It shouldn't have taken the threat of monetary loss, a president, or malpractice to get our attention—yet it's very satisfying that, following the advent of that headline-producing, government-driven, reverse money-back guarantee, nearly every single driver of heart-failure readmission is being picked apart.

The satisfaction one receives from witnessing the stampede of hospital-based initiatives driving hard to block the emergency-department door is indeed impressive. All over the US, we can hear the cries of newly born palliative-care programs freshly birthed and swaddled, now nurtured in the loving arms of their CEOs.

At least it's getting done, and I'm happy for all of those dedicated heart-failure specialists who not only have a larger audience to whom they can say "I told you so" but also have a much larger platform for instruction. CHF specialists have always been dedicated to their cause. Good for them, because we are all now listening!

I met Dr Eiran Gorodeski a few years back when he was a mere fellow at the Cleveland Clinic. We were all down in the lounge following a long day in Orlando at yet another heart meeting. He's now faculty there, and just as I knew he was destined for great things then and even greater things to come, he presented an interesting study today regarding cognitive impairment in heart-failure patients. It provided welcome proof there is beauty and clarity in simplicity. Although we all know that patients who cannot think cannot comply, we don't often acknowledge that fact with any type of systems adjustment.

In this study of heart-failure patients, average age 77, the subjects were told three words: penny; apple; table. Then they were asked to draw a clock whose hands were positioned at 8:20.


This three-minute examination administered by transitional-care nurses found that one-quarter of heart-failure patients at discharge either could not remember all three words and/or could not draw the clock appropriately. Those who exhibited significant levels of cognitive impairment when compared with their better-scoring cohorts demonstrated a much higher 30% readmit rate at 30 days than those who performed well.

These findings speak volumes about our patients' ability to remember to take meds, avoid the saltshaker, weigh themselves, and recognize progressive symptoms. It also hinted that using home health systems, engaging a family member or nurse call-back programs, or referring them to a long-term care might be the only effective solutions to their inherent boomerang effect that produces the all-too-common frequent-flier status in our emergency departments. More important, it should speak volumes to us as healthcare providers who desire to improve the quality of life of these patients and their families who are suffering.

We really shouldn't have needed to put a price tag on that, but third-party payers have tried and succeeded. Hospitals have been brought to their knees at the mere thought of the financial implication, and so we are finally moving forward. Who would have thought that the inability to draw a clock could rock the financial stability of an institution? Now we get it. This recent affirmation of the impact of cognition really won't work very well if we don't also create our own healthcare-provider "mini-cog." Just a simple three-minute examination administered by the same transitional-care nurses would go a long way.
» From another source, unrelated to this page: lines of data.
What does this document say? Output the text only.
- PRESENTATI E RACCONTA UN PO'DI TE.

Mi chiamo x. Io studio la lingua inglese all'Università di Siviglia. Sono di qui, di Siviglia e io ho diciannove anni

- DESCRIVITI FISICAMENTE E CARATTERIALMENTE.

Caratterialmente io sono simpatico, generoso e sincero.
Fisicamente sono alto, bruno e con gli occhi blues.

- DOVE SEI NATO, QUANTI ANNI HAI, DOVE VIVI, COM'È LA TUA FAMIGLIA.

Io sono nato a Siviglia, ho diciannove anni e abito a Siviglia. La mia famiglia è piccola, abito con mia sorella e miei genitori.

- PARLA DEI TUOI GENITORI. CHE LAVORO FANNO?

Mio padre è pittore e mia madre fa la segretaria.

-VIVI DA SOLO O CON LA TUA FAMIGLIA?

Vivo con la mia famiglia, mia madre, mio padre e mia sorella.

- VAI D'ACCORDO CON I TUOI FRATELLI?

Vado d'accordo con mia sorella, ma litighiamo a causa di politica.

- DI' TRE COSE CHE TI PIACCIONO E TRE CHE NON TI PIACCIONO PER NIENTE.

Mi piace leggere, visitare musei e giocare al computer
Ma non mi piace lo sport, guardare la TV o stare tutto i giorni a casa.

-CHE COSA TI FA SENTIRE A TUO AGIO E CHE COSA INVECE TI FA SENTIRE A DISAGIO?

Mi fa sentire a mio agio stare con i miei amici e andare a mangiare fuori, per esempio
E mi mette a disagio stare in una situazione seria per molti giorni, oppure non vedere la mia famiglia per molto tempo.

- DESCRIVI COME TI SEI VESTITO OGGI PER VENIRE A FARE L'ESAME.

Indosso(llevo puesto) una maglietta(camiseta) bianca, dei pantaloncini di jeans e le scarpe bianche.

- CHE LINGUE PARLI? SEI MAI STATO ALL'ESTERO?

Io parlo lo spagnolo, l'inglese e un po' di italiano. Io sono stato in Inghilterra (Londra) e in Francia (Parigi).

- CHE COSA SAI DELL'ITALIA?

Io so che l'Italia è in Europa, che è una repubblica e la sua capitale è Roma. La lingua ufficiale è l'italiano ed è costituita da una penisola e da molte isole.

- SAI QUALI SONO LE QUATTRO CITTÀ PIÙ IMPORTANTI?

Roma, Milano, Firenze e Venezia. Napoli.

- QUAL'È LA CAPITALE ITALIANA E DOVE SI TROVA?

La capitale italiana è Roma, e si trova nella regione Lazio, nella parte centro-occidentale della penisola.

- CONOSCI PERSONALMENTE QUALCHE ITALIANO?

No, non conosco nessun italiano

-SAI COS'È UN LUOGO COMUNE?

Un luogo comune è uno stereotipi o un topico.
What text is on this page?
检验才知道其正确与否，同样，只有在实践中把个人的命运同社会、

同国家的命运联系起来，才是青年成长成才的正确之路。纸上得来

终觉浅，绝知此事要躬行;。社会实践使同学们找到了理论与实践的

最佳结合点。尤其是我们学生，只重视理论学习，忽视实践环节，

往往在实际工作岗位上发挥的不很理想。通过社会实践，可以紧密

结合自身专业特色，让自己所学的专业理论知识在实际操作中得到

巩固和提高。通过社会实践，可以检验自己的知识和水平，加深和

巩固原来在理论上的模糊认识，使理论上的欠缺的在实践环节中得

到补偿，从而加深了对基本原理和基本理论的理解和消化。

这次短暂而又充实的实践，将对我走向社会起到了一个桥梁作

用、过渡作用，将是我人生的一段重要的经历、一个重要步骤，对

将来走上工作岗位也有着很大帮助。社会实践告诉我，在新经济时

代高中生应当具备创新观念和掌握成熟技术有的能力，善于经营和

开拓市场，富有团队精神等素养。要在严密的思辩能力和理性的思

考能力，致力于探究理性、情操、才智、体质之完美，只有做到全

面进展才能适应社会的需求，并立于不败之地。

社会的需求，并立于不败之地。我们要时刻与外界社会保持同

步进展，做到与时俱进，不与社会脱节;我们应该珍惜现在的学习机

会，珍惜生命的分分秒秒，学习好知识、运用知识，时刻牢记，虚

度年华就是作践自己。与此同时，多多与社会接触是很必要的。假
Physicians, nurse practitioners, PAs, and nurses who do the discharge planning for heart-failure patients should be asked to remember three words: salt; ACEI; weight. Then we should be instructed to draw an image: our best rendering of a 1700-cc fluid restriction. After we finish our drawing, we should be asked to repeat those words and then draw a happy face and a dollar sign.


Other studies of equal impact today included one from the University of Alabama at Birmingham that demonstrated that patients discharged on ACE inhibitors demonstrated a nearly 50% reduction in readmission rates. A Western Michigan School of Medicine study found that researchers need more information on why younger patients are readmitted with heart failure as a primary diagnosis vs older patients in whom heart failure was a secondary diagnosis. Information from Providence Health Services described a vulnerability index that assigned points for variables such as number of admits in the past 90 days, substance abuse, and psychiatric disorders both psychotic and nonpsychotic. The patients were scored, and emails were sent to the healthcare providers informing them of their very low to very high readmit rates in the hopes of implementing early intervention. An Emory University study emphasized the impact of timely follow-up and specifically the impressive reduction in readmission rates when implemented. Finally, a Mayo Clinic study employed a smart-phone app that serves as a personal health assistant. When utilized, it reduced weight, improved fasting glucose levels, and improved readmission rates as well.

Although improvements in both quality and quantity of life should trump any concerns regarding the cost of 30-day readmits, it was a great day for heart failure here at American College of Cardiology 2014 Scientific Sessions . Only when we muster the same penchant for clarity in our own systems adjustments that we demand in the daily lives of our heart-failure patients will we meet with the ultimate success in the reduction of heart-failure bounce-backs. We can do this. Seriously.